RIGHT CONDUCT

99 Benevolence and Charity are the first Masonic virtues to which an Entered Apprentice is introduced on his Initiation. In the Charge which follows Initiation, the ‘solid foundation on which Freemasonry rests — the practice of every moral and social virtue’ is spelled out at length:

As a Freemason, let me recommend to your most serious contemplation the V(olume) of S(acred) L(aw), charging you to consider it as the unerring standard of truth and justice and to regulate your actions by the divine precepts it contains. Therein you will be taught the important duties you owe to God, to your neighbour and to yourself...

As a citizen of the world, I am to enjoin you to be exemplary in the discharge of your civil duties...

As an individual, let me recommend the practice of every domestic duty as well as public virtue; let Prudence direct you, Temperance chasten you, Fortitude support you, and Justice be the guide of all your actions...

And as a last general recommendation, let me exhort you to dedicate yourself to such pursuits as may at once enable you to be respectable in life, useful to mankind, and an ornament to the society of which you have this day become a member...

100 In all Lodges under the jurisdiction of the United Grand Lodge, the Bible lies open and it is this V S L to which the mind of the Christian Freemason is drawn. Yet the Bible is immeasurably more than a guide to good and proper moral conduct. It is the record of God’s revelation of himself to man and his incarnation in human form to achieve the redemption of man from sin by his own self-offering on the Cross. The First Degree lecture, however, speaks of attaining the ‘Ethereal Mansion’ through the exercise of Faith, Hope and Charity.

In the Ritual of the Second Degree, the candidate is instructed:

But as we are not all operative Masons, but rather free and accepted, or speculative, we apply these ts [tools] to our morals. In this sense, the Sq [Square] teaches morality, the L [Level] equality, and the PR [Plumb Rule] justness and uprightness of life and actions. Thus by square conduct, level steps, and upright intentions we hope to ascend to those immortal mansions whence all goodness emanates.

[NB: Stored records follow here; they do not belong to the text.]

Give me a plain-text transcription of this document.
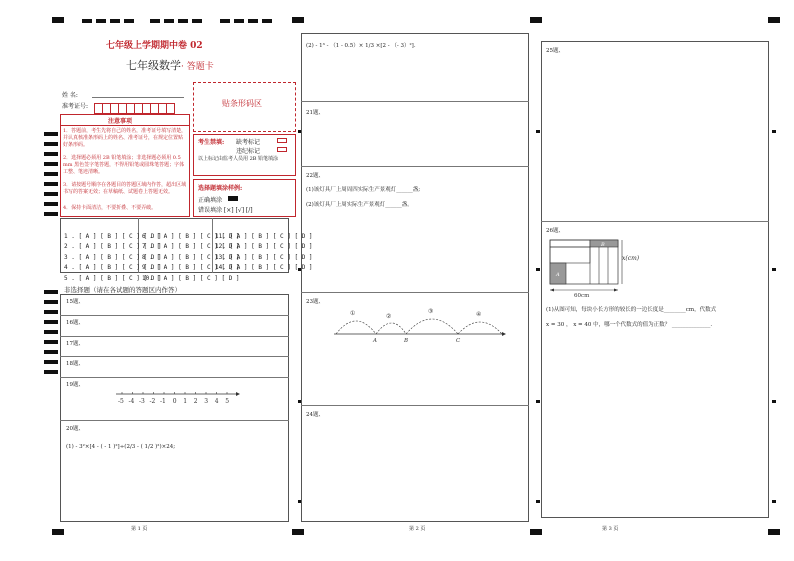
七年级上学期期中卷 02
七年级数学· 答题卡
姓 名:
准考证号:	贴条形码区
注意事项
1．答题前，考生先将自己的姓名，准考证号填写清楚，并认真核准条形码上的姓名、准考证号，在规定位置贴好条形码。
2．选择题必须用 2B 铅笔填涂；非选择题必须用 0.5 mm 黑色签字笔答题，不得用铅笔或圆珠笔答题；字体工整、笔迹清晰。
3．请按题号顺序在各题目的答题区域内作答，超出区域书写的答案无效；在草稿纸、试题卷上答题无效。
4．保持卡面清洁，不要折叠、不要弄破。
考生禁填: 缺考标记
违纪标记
以上标记由监考人员用 2B 铅笔填涂
选择题填涂样例:
正确填涂
错误填涂 [×] [√] [/]

1 . [ A ] [ B ] [ C ] [ D ]
2 . [ A ] [ B ] [ C ] [ D ]
3 . [ A ] [ B ] [ C ] [ D ]
4 . [ A ] [ B ] [ C ] [ D ]
5 . [ A ] [ B ] [ C ] [ D ]

6 . [ A ] [ B ] [ C ] [ D ]
7 . [ A ] [ B ] [ C ] [ D ]
8 . [ A ] [ B ] [ C ] [ D ]
9 . [ A ] [ B ] [ C ] [ D ]
10. [ A ] [ B ] [ C ] [ D ]

11. [ A ] [ B ] [ C ] [ D ]
12. [ A ] [ B ] [ C ] [ D ]
13. [ A ] [ B ] [ C ] [ D ]
14. [ A ] [ B ] [ C ] [ D ]
非选择题（请在各试题的答题区内作答）
15题、
16题、
17题、
18题、
19题、
-5 -4 -3 -2 -1 0 1 2 3 4 5
20题、
(1) - 3²×[4 - ( - 1 )²]÷(2/3 - ( 1/2 )²)×24;
第 1 页
(2) - 1³ - （1 - 0.5）× 1/3 ×[2 - （- 3）²].
21题、
22题、
(1)该灯具厂上周周四实际生产景观灯______盏;
(2)该灯具厂上周实际生产景观灯______盏。
23题、
①	②
③	④
A	B	C
24题、
第 2 页
25题、
26题、
A
B
60cm
x(cm)
(1)从图可知，每块小长方形的较长的一边长度是________cm，代数式
x = 30 ， x = 40 中，哪一个代数式的值为正数？ ______________.
第 3 页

At the conclusion in the ceremony of Raising, or the ritual of the Third of the Craft Degrees, the newly ‘raised’ Master Mason is told:

Thus the working tools of a Master Mason teach us to bear in mind, and act according to, the laws of our Divine Creator, that, when we shall be summoned from this sublunary abode, we may ascend to the Grand Lodge above, where the world’s Great Architect lives and reigns for ever.

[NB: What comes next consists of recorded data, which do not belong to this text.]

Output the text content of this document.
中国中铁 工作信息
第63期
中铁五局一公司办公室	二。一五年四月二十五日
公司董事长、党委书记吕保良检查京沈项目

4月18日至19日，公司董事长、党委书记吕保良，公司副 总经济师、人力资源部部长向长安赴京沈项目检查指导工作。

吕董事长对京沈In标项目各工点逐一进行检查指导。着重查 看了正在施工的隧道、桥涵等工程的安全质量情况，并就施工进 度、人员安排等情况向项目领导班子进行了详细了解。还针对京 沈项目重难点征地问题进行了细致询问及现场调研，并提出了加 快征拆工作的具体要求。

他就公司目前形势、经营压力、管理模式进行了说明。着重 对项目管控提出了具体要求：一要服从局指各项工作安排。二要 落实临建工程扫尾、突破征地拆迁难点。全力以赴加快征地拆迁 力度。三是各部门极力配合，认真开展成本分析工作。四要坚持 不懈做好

The question arises: Is the Master Mason being assured that if he lives a good and moral life he will inevitably ‘ascend’ to live with his Creator? Is this really what is meant? Comforting though it may be for some, it appears to have the marks of a familiar English heresy — Pelagianism —since the grace and forgiveness of God in Christ and the power of the Holy Spirit are being ignored. The Working Group cannot therefore accept the statement in the United Grand Lodge’s leaflet (referred to in paras. 58 and 73) that Freemasonry ‘does not claim to lead to salvation by works, by secret knowledge, or by any other means’. It seems to the Working Group that in the light of the extracts quoted above, salvation by works is both implicit and explicit in the rituals.